CCP Corpus
What is the CCP Corpus?
The CCP Corpus provides easy access to our growing collection of transcribed minutes and proceedings of the Colored Conventions.
The Colored Conventions Project seeks to bring the buried history of nineteenth-century Black organizing to digital life. Part of this work is enabling researchers to look for patterns across this broad, rich history in the language of the minutes themselves. These transcriptions are made possible by the dedicated volunteers of the CCP Transcribe Minutes initiative.
The CCP Corpus is designed to be easy to use in most large text-analysis applications, from Voyant Tools to topic modeling, the Natural Language Toolkit, or natural language processing.
By clicking the button below, I commit to the principles:
- I honor CCP’s commitment to a use of data that humanizes and acknowledges the Black people whose collective organizational histories are assembled here. Although the subjects of datasets are often reduced to abstract data points, I will contextualize and narrate the conditions of the people who appear as “data” and to name them when possible.
- I will include the above language in my first citation of any data I pull/use from the CCP Corpus.
- I will be sensitive to a standard use of language that again reduces 19th-century Black people to being objects.
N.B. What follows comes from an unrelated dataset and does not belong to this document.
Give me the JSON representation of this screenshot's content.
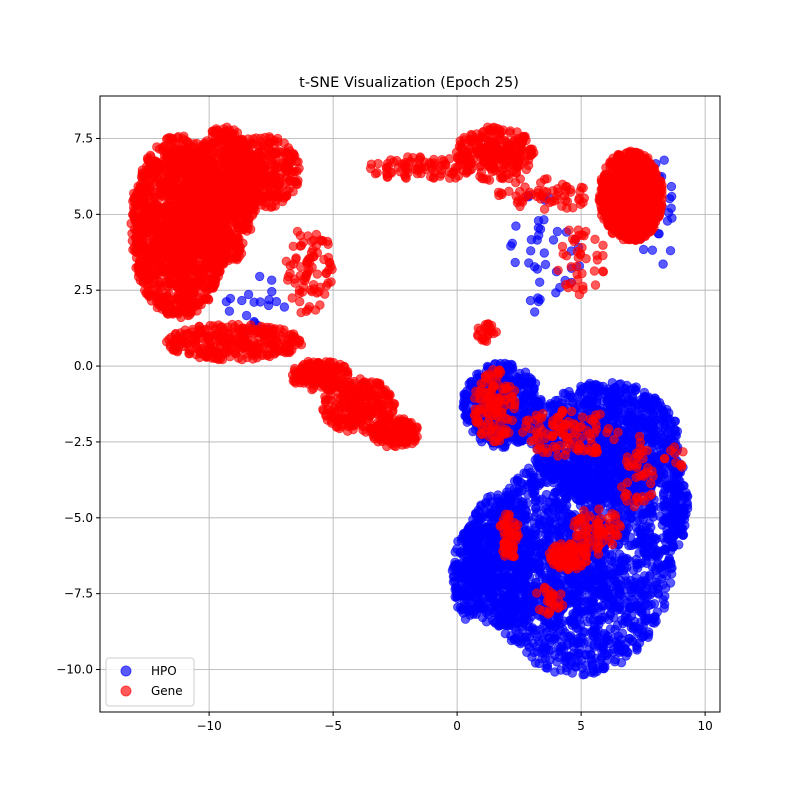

Words like "item" and "object,” standard in digital humanities and data collection, fall into this category.
- I will acknowledge that Colored Conventions were produced through collectives rather than by the work of singular figures or events.
- I will fully attribute the Colored Conventions Project for corpora content.
How do I use it?
As the CCP remains committed to the large-scale recovery of the convention minutes, please be aware that this collection is as yet incomplete. All uses of these materials published online or in print should indicate the provisional nature of the CCP Corpus. The CCP Corpus will grow significantly with the progress of Transcribe Minutes. Each updated version will be titled with the year and month last updated (i.e. 2015-11-CCP-Corpus.zip).
The downloaded zip file includes:
- A folder with all of the minutes in plain-text format.
- A table of contents in CSV form with relevant event and bibliographic data for each of the minutes.
- A text file named "Read Me" with notes about updates, permissions and citation guidelines.
The table of contents describes each of the texts in the collection, with a unique file id, public url, and event start date. Additional metadata is available upon request.
The Read Me file provides details about the collection's updates, reproduction permissions and guidelines on how to cite the CCP Corpus.
Feedback
We are eager to promote innovative uses of the convention minutes. If you are using these materials, or have any feedback to improve the CCP Corpus, please contact us at info {at} coloredconventions.org.
Copyright Statement
The Colored Conventions Project Corpus is being released under a Creative Commons Attribution-NonCommercial 4.0 International License. Please credit the Colored Conventions Project for providing access to these materials.